MTI: What is the biggest change you have seen in CM&S over the past 20 years and what does the future hold for it in the medtech industry?

Ward: The biggest change I’ve seen over last 20 years is with the increase in computing power and increase in sophistication of the modeling tools, having the ability to model things more like they are in reality has made CM&S much more useful in the design process. Twenty years ago, you had to make significant simplification in your modeling in order to get it to run on the computer hardware that was available at the time. You had to separate things out so that you would solve the electrical part of the solution before the thermal part, and it would take time to do all these things. That development time, those simplifications, and the processing time—they really made it less useful than it is today. Bringing all of those things together—being able to develop it faster, and get to the useful information faster, has been the biggest advantage along the way. Somewhere in there we hit a tipping point of it being useful enough in the design process that it made sense to start using simulation more. These days it is getting more and more embedded into the design process for those innovative firms. Every time the computing power increases or [there is] new software that is more effective or more efficient and easier to use, those advantages multiply from there. I would say that is the biggest shift I’ve seen in the last 20 years that has impacted the utility of using computer modeling and simulation.

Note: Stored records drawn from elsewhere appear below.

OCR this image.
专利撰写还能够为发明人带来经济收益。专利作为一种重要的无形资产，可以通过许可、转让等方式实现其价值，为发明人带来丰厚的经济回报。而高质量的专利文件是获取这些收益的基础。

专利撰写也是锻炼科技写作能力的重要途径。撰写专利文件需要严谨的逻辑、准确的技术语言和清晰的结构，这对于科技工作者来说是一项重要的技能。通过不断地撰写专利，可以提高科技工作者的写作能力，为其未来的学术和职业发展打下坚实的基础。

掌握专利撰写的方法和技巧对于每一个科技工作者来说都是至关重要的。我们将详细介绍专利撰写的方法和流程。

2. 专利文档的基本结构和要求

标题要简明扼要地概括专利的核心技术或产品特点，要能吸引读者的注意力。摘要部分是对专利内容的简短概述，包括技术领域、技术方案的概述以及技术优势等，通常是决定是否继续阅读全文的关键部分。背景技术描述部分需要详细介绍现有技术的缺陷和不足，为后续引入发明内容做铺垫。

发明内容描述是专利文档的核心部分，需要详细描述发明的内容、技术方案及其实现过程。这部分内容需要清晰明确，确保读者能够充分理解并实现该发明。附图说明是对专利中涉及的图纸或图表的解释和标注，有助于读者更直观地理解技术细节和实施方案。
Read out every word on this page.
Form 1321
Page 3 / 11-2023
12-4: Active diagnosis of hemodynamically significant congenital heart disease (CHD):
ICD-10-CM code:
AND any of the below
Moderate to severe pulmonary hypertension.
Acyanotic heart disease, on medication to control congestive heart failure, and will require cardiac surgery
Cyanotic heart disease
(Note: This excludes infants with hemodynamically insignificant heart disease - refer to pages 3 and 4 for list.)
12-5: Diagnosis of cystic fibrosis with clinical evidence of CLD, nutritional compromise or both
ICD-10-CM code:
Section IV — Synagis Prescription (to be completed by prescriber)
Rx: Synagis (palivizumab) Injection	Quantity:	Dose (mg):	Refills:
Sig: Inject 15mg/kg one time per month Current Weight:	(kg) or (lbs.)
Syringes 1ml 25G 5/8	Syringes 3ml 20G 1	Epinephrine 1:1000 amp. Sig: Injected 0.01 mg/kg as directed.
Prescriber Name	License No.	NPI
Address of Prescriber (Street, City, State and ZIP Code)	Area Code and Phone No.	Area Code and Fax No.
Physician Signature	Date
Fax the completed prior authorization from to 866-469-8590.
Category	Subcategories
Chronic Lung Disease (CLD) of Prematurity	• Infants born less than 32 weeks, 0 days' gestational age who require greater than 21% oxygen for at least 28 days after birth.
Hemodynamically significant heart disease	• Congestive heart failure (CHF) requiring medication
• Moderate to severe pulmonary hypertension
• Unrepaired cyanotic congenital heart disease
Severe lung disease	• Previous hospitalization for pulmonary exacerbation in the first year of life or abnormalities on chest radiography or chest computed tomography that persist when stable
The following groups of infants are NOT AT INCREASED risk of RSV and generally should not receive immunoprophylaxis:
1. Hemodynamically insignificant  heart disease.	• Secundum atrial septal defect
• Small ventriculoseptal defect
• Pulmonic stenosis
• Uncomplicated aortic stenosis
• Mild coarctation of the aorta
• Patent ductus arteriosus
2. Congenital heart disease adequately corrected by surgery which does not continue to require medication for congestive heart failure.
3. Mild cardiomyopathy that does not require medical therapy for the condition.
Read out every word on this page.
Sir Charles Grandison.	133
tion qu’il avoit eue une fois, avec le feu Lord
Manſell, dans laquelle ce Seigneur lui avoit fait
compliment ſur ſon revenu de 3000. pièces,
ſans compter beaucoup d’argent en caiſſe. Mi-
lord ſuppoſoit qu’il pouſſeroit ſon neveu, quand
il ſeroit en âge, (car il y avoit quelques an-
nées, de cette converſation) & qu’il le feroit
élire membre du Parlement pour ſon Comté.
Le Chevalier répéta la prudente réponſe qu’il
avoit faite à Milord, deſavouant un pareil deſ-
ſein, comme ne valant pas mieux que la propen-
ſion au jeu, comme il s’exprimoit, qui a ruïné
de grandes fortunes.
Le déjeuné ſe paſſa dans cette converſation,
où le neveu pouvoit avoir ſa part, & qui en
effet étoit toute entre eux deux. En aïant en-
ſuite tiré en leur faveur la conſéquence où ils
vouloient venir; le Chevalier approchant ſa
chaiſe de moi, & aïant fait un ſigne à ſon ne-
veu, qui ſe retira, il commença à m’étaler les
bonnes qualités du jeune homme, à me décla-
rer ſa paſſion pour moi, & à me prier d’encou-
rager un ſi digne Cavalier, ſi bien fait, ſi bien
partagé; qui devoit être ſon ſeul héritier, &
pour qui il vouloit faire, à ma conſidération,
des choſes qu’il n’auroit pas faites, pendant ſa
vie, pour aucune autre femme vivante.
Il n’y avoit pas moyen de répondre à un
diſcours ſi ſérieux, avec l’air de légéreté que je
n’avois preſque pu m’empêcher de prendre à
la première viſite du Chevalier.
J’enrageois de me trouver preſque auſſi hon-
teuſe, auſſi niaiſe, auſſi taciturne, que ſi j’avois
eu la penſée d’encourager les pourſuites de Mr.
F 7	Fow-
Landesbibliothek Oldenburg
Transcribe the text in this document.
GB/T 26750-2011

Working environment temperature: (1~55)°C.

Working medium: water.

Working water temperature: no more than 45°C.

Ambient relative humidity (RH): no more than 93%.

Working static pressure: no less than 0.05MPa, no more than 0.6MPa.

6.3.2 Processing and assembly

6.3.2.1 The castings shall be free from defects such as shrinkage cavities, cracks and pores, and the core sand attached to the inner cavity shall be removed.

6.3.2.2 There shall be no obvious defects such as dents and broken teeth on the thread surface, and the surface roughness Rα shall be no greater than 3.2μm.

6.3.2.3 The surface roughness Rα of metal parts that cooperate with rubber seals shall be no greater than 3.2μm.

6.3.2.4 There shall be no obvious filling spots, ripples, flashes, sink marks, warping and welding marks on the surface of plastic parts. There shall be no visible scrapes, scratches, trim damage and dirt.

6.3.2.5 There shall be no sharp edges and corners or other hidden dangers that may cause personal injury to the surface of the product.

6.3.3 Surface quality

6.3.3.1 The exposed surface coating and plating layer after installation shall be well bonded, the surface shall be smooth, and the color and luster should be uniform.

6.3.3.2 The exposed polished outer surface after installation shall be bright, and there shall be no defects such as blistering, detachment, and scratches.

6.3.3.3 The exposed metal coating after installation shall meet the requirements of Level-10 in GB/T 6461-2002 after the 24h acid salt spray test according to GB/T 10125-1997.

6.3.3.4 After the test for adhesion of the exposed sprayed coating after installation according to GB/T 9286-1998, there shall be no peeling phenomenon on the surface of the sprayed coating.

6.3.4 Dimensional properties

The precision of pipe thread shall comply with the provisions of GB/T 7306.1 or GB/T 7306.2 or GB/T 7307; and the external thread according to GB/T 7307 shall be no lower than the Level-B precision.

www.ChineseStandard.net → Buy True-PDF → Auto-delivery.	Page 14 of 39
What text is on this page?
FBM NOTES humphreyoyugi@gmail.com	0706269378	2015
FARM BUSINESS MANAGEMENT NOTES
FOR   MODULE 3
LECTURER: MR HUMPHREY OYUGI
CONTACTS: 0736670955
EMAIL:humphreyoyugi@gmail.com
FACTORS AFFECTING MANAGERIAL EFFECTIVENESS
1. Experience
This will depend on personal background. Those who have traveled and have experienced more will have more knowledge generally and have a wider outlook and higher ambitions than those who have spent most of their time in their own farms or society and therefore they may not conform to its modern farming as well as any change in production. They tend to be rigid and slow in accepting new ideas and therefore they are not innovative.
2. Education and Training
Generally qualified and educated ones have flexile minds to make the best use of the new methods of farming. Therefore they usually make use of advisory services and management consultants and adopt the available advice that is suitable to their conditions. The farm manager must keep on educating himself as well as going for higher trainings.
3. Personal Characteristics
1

Going forward, from here what I see as a big help in the future is that there are a lot of places in medical technology and devices where people are starting to leverage machine learning and artificial intelligence. The thing about machine learning is that you have to have data sets that you can use for training them in order to make them an effective algorithm. A lot of times that data just isn’t available from a clinical setting. If you have specific devices used in a patient population, a lot of times that data has not been collected and captured over the year, or it is in different formats, or maybe it is a rare enough application that it just doesn’t generate enough data over the course of the year. To go out and get [the data] would be prohibitively expensive—it would take years and millions of dollars to intentionally collect that data to train the machine learning side of things. I think computer modeling and simulation can be brought in to augment whatever clinical data is available and really help retrain those algorithms so that we can use machine learning and AI in places where it may not have been otherwise feasible, and then use the clinical data to close the last bit of gap. If you train it to 85% accuracy with the simulation data, maybe close that gap and get it to a higher performing algorithm. I think that’s going to be a big part of the future of modeling and simulation—its role in training machine learning and artificial intelligence.